Les pistes judiciaires
La dynamique de l’attaque laisse perplexe les enquêteurs. Ils ne privilégient pas a priori un acte mené par une organisation terroriste dont les tireurs sont justement formés à ne pas rater leur objectif. Certains estiment que cette tentative n’est pas une réelle volonté d’éliminer Ridha Charfeddine, mais peut être de l’ordre d’une menace à prendre (très) au sérieux.

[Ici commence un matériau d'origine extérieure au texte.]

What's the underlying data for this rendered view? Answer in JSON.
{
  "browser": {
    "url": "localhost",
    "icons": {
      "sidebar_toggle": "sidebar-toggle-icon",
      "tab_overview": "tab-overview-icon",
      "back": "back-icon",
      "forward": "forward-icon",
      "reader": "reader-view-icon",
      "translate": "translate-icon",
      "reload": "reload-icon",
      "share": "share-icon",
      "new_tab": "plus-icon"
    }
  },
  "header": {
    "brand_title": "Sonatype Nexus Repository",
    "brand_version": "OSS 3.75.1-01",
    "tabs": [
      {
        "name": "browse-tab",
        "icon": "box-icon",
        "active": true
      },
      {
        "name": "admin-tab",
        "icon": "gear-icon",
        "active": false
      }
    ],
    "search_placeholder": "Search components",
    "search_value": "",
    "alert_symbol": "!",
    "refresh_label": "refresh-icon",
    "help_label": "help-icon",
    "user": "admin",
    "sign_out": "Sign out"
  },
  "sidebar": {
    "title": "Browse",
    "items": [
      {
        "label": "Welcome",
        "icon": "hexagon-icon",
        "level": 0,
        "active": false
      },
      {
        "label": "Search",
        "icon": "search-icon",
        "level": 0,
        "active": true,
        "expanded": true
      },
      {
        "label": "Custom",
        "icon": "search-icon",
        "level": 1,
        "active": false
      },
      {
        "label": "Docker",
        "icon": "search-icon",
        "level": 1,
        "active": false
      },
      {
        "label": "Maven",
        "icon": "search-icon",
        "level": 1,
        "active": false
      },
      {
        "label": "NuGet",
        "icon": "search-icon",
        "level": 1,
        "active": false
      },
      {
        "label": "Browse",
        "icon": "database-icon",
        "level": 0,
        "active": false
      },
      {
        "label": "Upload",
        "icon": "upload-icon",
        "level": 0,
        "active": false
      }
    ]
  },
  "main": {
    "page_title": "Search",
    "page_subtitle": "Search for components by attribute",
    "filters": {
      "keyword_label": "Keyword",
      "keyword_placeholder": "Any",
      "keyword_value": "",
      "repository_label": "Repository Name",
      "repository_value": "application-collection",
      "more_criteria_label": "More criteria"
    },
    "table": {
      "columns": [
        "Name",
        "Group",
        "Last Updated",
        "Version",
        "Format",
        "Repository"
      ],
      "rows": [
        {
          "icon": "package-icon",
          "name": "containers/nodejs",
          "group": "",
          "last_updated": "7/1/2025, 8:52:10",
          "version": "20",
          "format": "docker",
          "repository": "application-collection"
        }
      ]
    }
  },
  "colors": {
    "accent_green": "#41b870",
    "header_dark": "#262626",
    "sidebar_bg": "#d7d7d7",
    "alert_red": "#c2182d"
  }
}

D’autres pensent que l’affaire n’est pas politique, d’autant que Ridha Charfeddine n’est ni un grand tribun ni un député très en vue, et se penchent plutôt sur les rivalités entre clubs sportifs. Il est vrai que l’ESS a fait une montée fulgurante dans le championnat. Mais beaucoup sont tentés de penser que les propos de Ben Gharbia ont déclenché cette opération, même si Ridha Charfeddine ait pris ses distances avec la chaîne « Ettassia ». Pour ces derniers, la tentative d’assassinat n’est pas un règlement de compte en lien avec d’éventuels faits de corruption ou les organisations criminelles qui sévissent en Tunisie.
Le contexte sécuritaire et réactions politiques
Depuis l’émergence du terrorisme en 2012 et les assassinats politiques de Chokri Belaïd et Mohamed Brahmi, la Tunisie doit composer avec une instabilité sécuritaire liée également à la situation en Libye. Les attentats du musée du Bardo en mars 2015 puis celui d’El Kantaoui en juin de la même année, ont eu un impact conséquent sur l’image du pays avec une chute de 60 % des flux touristiques. Conséquence : le pays, en récession technique, peine à se relever économiquement et semble chercher des issues.
Tous les partis politiques, quelle que soit leur idéologie, ont été unanimes à déclarer leur soutien à Ridha Charfeddine et à condamner l’ attaque. Mais Mohsen Marzouk, secrétaire général de Nidaa Tounes, a été le seul à vouloir établir un lien entre cette tentative d’assassinat et l’appartenance politique de Ridha Charfeddine. Il avait eu la même position suite à l’attaque de l’hôtel Riu impérial en juin 2015, propriété de Zohra Driss, elle aussi députée de Nidaa Tounes.